Carlson isn't a pantheist, but the fishermen of his boyhood taught him that "fishing could actually provide you with a way of looking at the world." One day he experiences the magical generosity of nature when Jake, an old salt, leads him to a pebble bed in shallows next to the pier and tells him to watch. Young Carlson sees nothing but the flash of shells and the shine of clacking pebbles until Jake teaches him about lateral current and "plucks a dime ... from the clattering expanse of retreating pebbles. Then a quarter."

Equally moving is a moment with Tall Bill when they spot humpback whales. Carlson experiences a sudden release from sorrow, what he calls -- echoing T.S. Eliot -- the "peace that passeth understanding." He doesn't say the gleaming black flukes are heaven-sent, but "It was not hard to believe that there was some kind of divinity glistening in this common miracle I'd just witnessed."

Carlson's prose is clean and unpretentious, often humorous, and on occasion turns to poetry as when, from offshore, he looks landward and sees "a turbulent sea mottled with foam and shards of chromium light reaching a long, steady brushstroke of sand topped with green," or when he observes sleepy gulls and pelicans atop white-streaked pilings: "The sea gulls stirred first. Then the pelicans heaved themselves into motion, like old athletes, creaked forward, their worn wings sculling the hot air."

Interesting stats periodically enliven our reading. We learn that Hatteras Village has 632 residents and 26 cemeteries; that close to a thousand ships have gone down off the Banks; that the hurricane of 1899 alone sank 50 ships; that more than 60 hurricanes have hit the Carolina coast since 1806; that wahoo hit a bait in excess of 50 mph; that Hatteras Inlet constantly moves to the south; that beaches above the inlet migrate westward at an amazing rate of five feet per year (the recent and costly rescue of the historic lighthouse is dramatic proof).

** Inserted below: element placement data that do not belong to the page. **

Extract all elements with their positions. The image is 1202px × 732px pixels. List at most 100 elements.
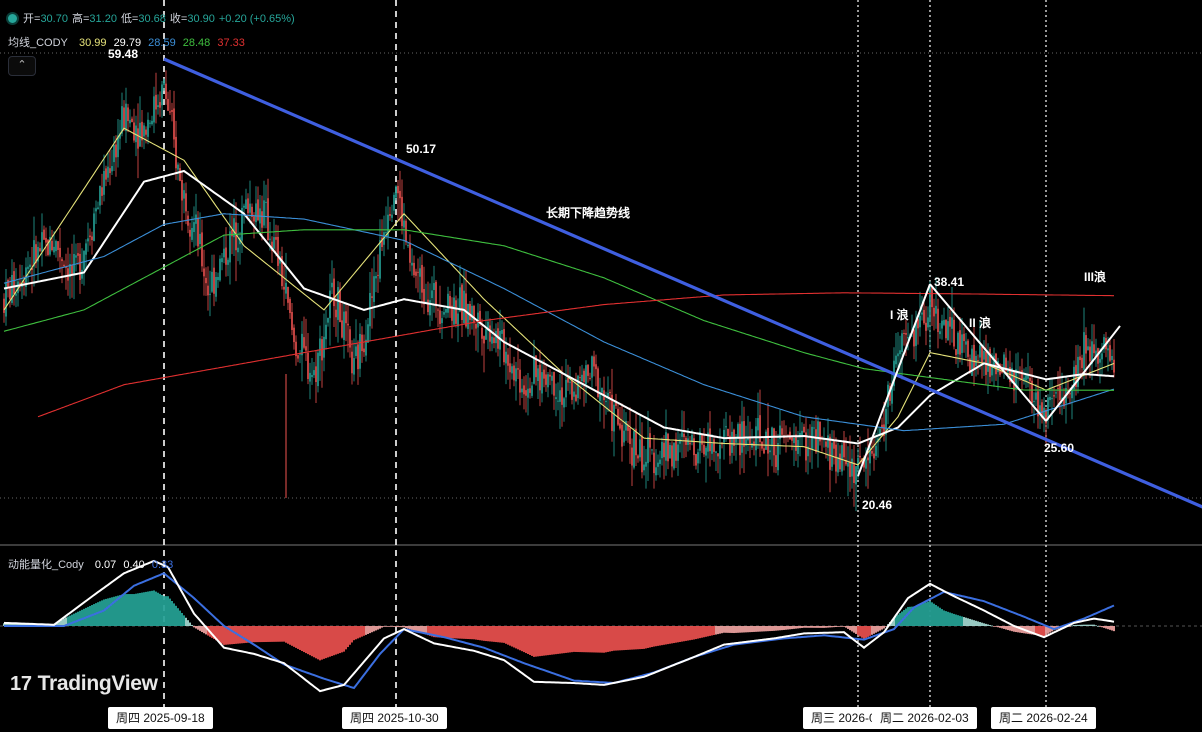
histogram-bar [763, 626, 765, 632]
histogram-bar [689, 626, 691, 641]
momentum-value-2: 0.40 [123, 559, 145, 571]
candle-body [1059, 385, 1061, 401]
histogram-bar [619, 626, 621, 651]
histogram-bar [783, 626, 785, 630]
candle-body [859, 455, 861, 458]
histogram-bar [741, 626, 743, 633]
histogram-bar [647, 626, 649, 648]
histogram-bar [553, 626, 555, 655]
histogram-bar [371, 626, 373, 633]
histogram-bar [781, 626, 783, 631]
candle-body [49, 237, 51, 255]
histogram-bar [339, 626, 341, 654]
histogram-bar [1093, 624, 1095, 626]
histogram-bar [77, 611, 79, 626]
histogram-bar [775, 626, 777, 631]
histogram-bar [1011, 626, 1013, 632]
histogram-bar [473, 626, 475, 640]
candle-body [983, 350, 985, 360]
candle-body [275, 237, 277, 240]
candle-body [415, 271, 417, 276]
histogram-bar [981, 622, 983, 626]
symbol-status-icon [8, 14, 17, 23]
candle-body [515, 368, 517, 382]
candle-body [615, 402, 617, 406]
candle-body [295, 341, 297, 357]
histogram-bar [1037, 626, 1039, 636]
candle-body [681, 432, 683, 437]
histogram-bar [583, 626, 585, 653]
histogram-bar [465, 626, 467, 639]
candle-body [69, 263, 71, 278]
histogram-bar [945, 611, 947, 626]
histogram-bar [179, 610, 181, 626]
histogram-bar [1005, 626, 1007, 630]
histogram-bar [139, 592, 141, 626]
histogram-bar [279, 626, 281, 642]
collapse-legend-button[interactable]: ⌃ [8, 56, 36, 76]
histogram-bar [215, 626, 217, 641]
histogram-bar [455, 626, 457, 639]
candle-body [675, 439, 677, 461]
histogram-bar [833, 626, 835, 628]
histogram-bar [11, 623, 13, 626]
candle-body [711, 443, 713, 454]
candle-body [667, 433, 669, 462]
candle-body [841, 445, 843, 472]
candle-body [77, 253, 79, 256]
candle-body [793, 437, 795, 444]
candle-body [215, 276, 217, 297]
histogram-bar [777, 626, 779, 631]
candle-body [913, 329, 915, 347]
candle-body [231, 230, 233, 237]
candle-body [387, 214, 389, 237]
histogram-bar [187, 620, 189, 626]
candle-body [759, 415, 761, 442]
candle-body [505, 351, 507, 364]
histogram-bar [411, 626, 413, 630]
close-value: 30.90 [187, 13, 215, 25]
histogram-bar [937, 606, 939, 626]
histogram-bar [641, 626, 643, 650]
candle-body [29, 264, 31, 268]
histogram-bar [629, 626, 631, 650]
histogram-bar [825, 626, 827, 628]
open-label: 开= [23, 13, 41, 25]
histogram-bar [929, 600, 931, 626]
candle-body [987, 350, 989, 372]
histogram-bar [245, 626, 247, 643]
price-label-20-46: 20.46 [862, 498, 892, 512]
candle-body [393, 194, 395, 211]
histogram-bar [107, 598, 109, 626]
candle-body [855, 466, 857, 485]
candle-body [509, 363, 511, 373]
candle-body [373, 276, 375, 302]
histogram-bar [1049, 626, 1051, 633]
candle-body [129, 120, 131, 124]
histogram-bar [651, 626, 653, 648]
momentum-legend[interactable]: 动能量化_Cody 0.07 0.40 0.33 [8, 556, 177, 572]
histogram-bar [1071, 625, 1073, 627]
candle-body [371, 296, 373, 298]
candle-body [473, 306, 475, 324]
histogram-bar [707, 626, 709, 637]
histogram-bar [173, 603, 175, 626]
candle-body [163, 79, 165, 85]
histogram-bar [415, 626, 417, 632]
histogram-bar [685, 626, 687, 641]
histogram-bar [549, 626, 551, 655]
candle-body [1003, 354, 1005, 371]
candle-body [121, 106, 123, 134]
ma-legend[interactable]: 均线_CODY 30.99 29.79 28.59 28.48 37.33 [8, 34, 249, 50]
candle-body [461, 284, 463, 321]
candle-body [1107, 348, 1109, 351]
histogram-bar [835, 626, 837, 627]
candle-body [7, 279, 9, 289]
candle-body [753, 441, 755, 447]
histogram-bar [591, 626, 593, 653]
candle-body [575, 394, 577, 401]
candle-body [673, 443, 675, 469]
histogram-bar [1029, 626, 1031, 635]
histogram-bar [547, 626, 549, 656]
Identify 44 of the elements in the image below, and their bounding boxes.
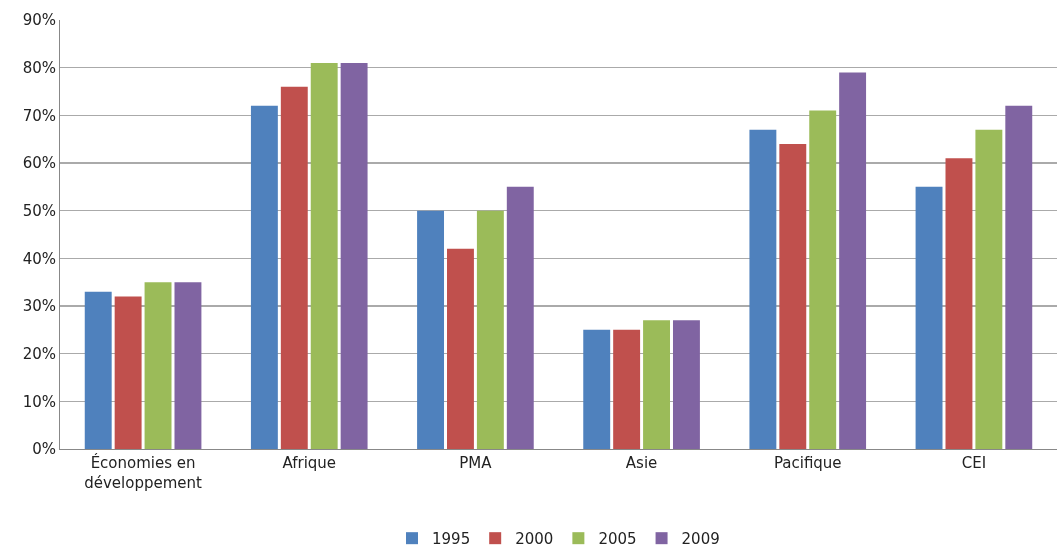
- bar: [310, 62, 338, 449]
- y-tick-label: 50%: [22, 201, 56, 220]
- bar: [84, 291, 112, 449]
- y-tick-label: 90%: [22, 11, 56, 30]
- bar: [340, 62, 368, 449]
- bar: [144, 282, 172, 449]
- bar: [945, 158, 973, 449]
- legend-label: 2000: [515, 530, 554, 549]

"Hatteras Blues" is a hybrid work of art that alternately reads like history, personal essay or "Walden," and is at its best a meditation on fishing the self and the world to find meaning amid flux. The book is not plotted but has a fine sense of structure and takes us through moments of wonder and sorrow, fear and comedy, to a triumph of the human spirit. It begins with a devastating hurricane in 1930 and ends in 2003 with Hurricane Isabel after which Hatteras villagers go to church, give thanks for being alive, and begin to rebuild.